For several years now, Wayans has been defending his on- and off-set behavior during the making of A Haunted House 2. He's been in court with Pierre Daniel, who alleges that Wayans subjected him to repeated offensive language about his African American race and tweeted his picture alongside Family Guy character Cleveland Brown with the comment, "Tell me this nigga doesn't look like…THIS NIGGA!!!"

Two years ago, a panel of judges at the Second Appellate Division affirmed a lower court's dismissal of the case. Wayans was able to use California's SLAPP statute, which is meant to deter frivolous lawsuits chilling First Amendment activity. Under the SLAPP law, judges first analyze whether a lawsuit arises from protected activity on a matter of public concern. If so, the suit is then screened for minimal merit before the legal action moves any further. The case generated a lengthy discussion of race and creativity, and Wayans came out ahead.

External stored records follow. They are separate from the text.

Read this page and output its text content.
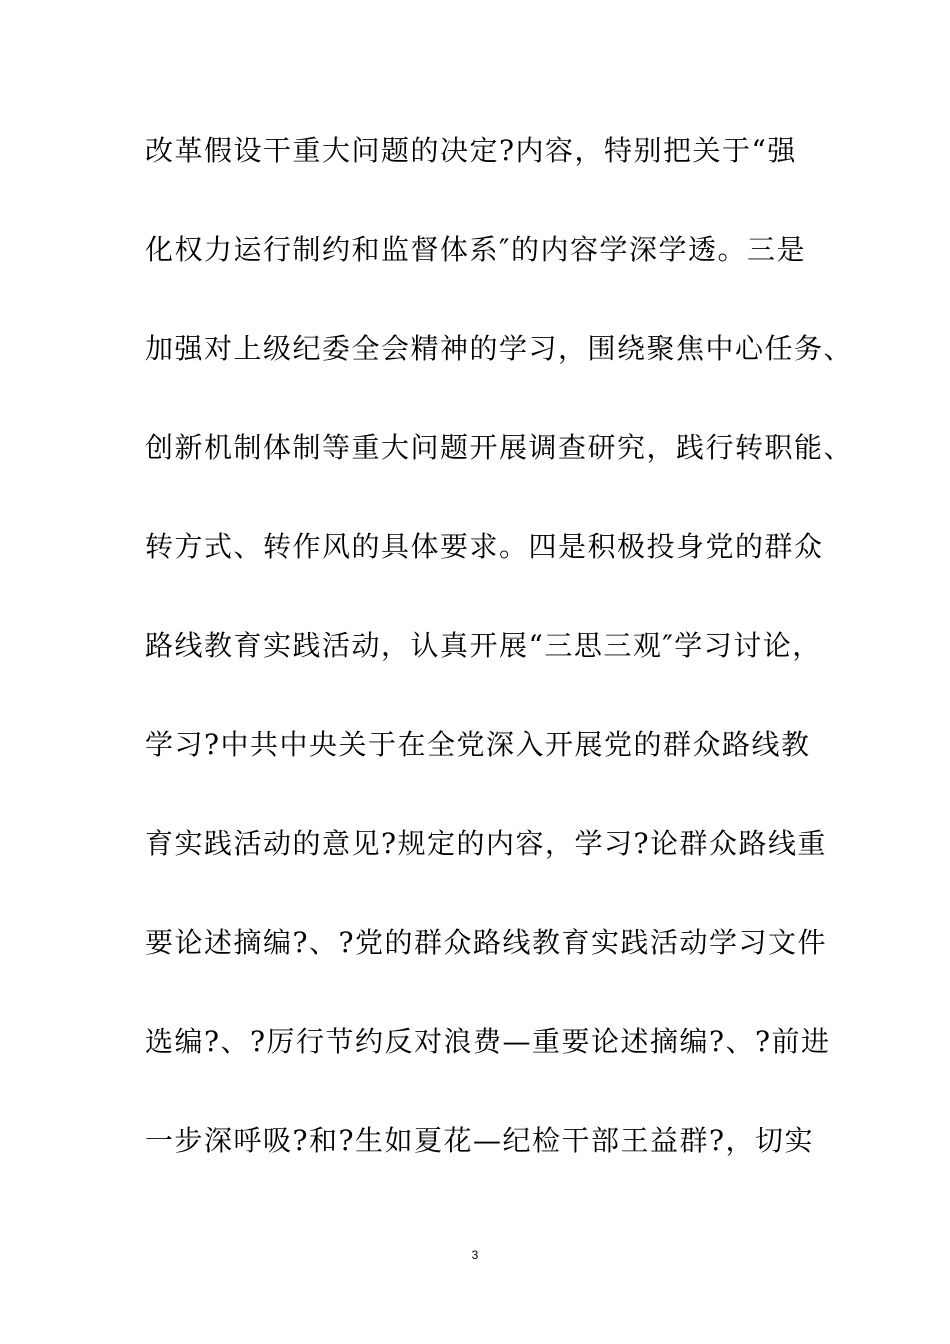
改革假设干重大问题的决定?内容，特别把关于“强
化权力运行制约和监督体系″的内容学深学透。三是
加强对上级纪委全会精神的学习，围绕聚焦中心任务、
创新机制体制等重大问题开展调查研究，践行转职能、
转方式、转作风的具体要求。四是积极投身党的群众
路线教育实践活动，认真开展“三思三观″学习讨论，
学习?中共中央关于在全党深入开展党的群众路线教
育实践活动的意见?规定的内容，学习?论群众路线重
要论述摘编?、?党的群众路线教育实践活动学习文件
选编?、?厉行节约反对浪费—重要论述摘编?、?前进
一步深呼吸?和?生如夏花—纪检干部王益群?，切实
3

But then something quite unexpected happened.

The California Supreme Court told the Second District to reconsider its opinion from two years earlier. A case that looked dead was revived thanks to a pair of subsequent decisions in other cases — FilmOn v. DoubleVerify, a libel suit over warnings of piracy, and Wilson v. Cable News Network, an employment discrimination claim brought by a producer who was fired upon allegations of plagiarism. What these latter cases had in common was examination of what qualifies as protected activity under the anti-SLAPP statute. In the FilmOn case, in particular, the California Supreme Court had clarified that the focus had to be on the "specific nature of the speech rather than on any generalities that might be abstracted from it" and that the activity truly needed to touch the public. Something disseminated privately, even if it might be of interest to the wider public, wasn't enough.

In short, the Second Appellate District had more work to do, and today's opinion (read here) showcases the clarified standard.

"By frequently using the term 'nigga' in the off-camera development of the movie and in the movie itself, Wayans directly contributed to the public conversation about that controversial word, and how it may be used," states the new opinion. "Although the audience for the specific conduct that is the focus of Daniel's complaint was initially limited to those working on the set of A Haunted House 2 at the time, that conduct contributed to the development of Daniel's character as 'Cleveland,' which was ultimately incorporated into the movie. In contrast to the reports challenged in FilmOn, there is nothing to suggest that the statements made to Daniel were intended to be private or 'confidential.' Thus, although our prior decision did not explicitly address the context of the challenged speech as such, our post-FilmOn examination of that context shows that Wayans established the requisite functional relationship between the challenged conduct and issues of public interest."

The Second Appellate District does its own version of improvisation when discussing Wayans' tweet. The fact that many people don't know of Daniel is of less significance than that he had a role — if a very, very minor one — in the movie.

The judges write, "Wayans, the speaker, is a celebrity using the comparison [between Pierre and Cleveland Brown] to promote his movie to his audience of more than one million Twitter followers."

Wayans was represented by Venable partners William J. Briggs, II, Eric Bakewell and Celeste Brecht.